'Phantom of the Opera’ to close on Broadway as pandemic fallout continues
Theater staged a pandemic comeback, but audiences didn’t get the memo.
Nearly a year after Broadway raised its curtains — marking an end to more than 18 months of COVID closures — one of its most storied shows announced it will go dark for good.
“Phantom of the Opera,” the longest-running show in Broadway history, plans to stage its final performance in February. The not entirely unexpected move marks an end to 35 years at the Majestic Theatre, and an era in which many adult theatergoers could not imagine Broadway without the iconic marquee’s white mask and red rose.
Like many shows across the country, “Phantom” could not summon back the audiences that sustained it before brutal pandemic closures drained the lifeblood out of the industry.

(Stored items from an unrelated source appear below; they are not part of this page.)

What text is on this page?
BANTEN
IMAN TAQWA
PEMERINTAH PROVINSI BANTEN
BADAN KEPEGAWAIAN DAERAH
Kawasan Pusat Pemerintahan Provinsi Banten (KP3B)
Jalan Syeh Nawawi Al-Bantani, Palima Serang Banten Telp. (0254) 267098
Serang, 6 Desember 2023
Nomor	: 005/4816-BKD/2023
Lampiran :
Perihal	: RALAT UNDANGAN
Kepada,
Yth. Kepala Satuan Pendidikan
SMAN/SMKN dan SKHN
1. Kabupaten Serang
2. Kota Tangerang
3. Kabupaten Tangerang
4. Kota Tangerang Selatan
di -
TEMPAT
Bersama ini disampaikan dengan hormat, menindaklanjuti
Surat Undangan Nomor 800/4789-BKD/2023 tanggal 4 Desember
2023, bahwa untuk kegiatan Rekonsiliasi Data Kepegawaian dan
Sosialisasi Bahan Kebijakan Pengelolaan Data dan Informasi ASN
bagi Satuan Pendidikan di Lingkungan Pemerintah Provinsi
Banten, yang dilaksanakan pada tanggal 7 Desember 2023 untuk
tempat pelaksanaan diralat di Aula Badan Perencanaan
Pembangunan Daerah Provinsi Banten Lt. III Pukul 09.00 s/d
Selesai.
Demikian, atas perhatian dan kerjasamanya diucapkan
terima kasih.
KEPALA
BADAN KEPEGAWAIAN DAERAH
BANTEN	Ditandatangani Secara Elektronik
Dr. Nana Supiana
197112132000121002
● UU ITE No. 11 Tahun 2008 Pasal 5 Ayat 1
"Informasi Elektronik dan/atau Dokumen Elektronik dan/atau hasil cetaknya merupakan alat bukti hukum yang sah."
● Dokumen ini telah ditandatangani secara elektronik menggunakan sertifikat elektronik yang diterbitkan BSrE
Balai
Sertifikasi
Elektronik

Contradictory messaging around masking in theaters, continuing COVID-related cancellations and a stubborn pattern of audiences sticking close to home combined to create a perilous landscape for the performing arts.
Many arts leaders reported that, try as they might, very few shows — short of pop-cultural phenomenons like “Hamilton” — were drawing the kinds of crowds that could fill coffers in the long term. “Phantom” couldn’t keep up in this harsh new environment, with the New York Post reporting that the show was losing about $1 million per month since its reopening last October.
The show’s website features a pop-up page announcing the news and confirming that the last performance will be on Saturday, Feb. 18. “Phantom” will celebrate its 35th anniversary in January.
“The Phantom of the Opera” opened in 1988 and has played more than 13,700 performances. The Andrew Lloyd Webber musical, with lyrics by Charles Hart and a book by Webber and Richard Stilgoe, is based on the 1910 eponymous French novel by Gaston Leroux. The Gothic melodrama follows a soprano who is pursued by a masked musician who lives in the candle-lighted underworld of chambers beneath the Paris Opera House.
The show, while not always lauded by critics, became a beloved staple of Broadway, winning seven Tony Awards the year it opened, including best musical. Since then, according to numbers compiled by the Broadway League and reported by the New York Times, the show has been seen on Broadway by 19.8 million people, and grossed $1.3 billion.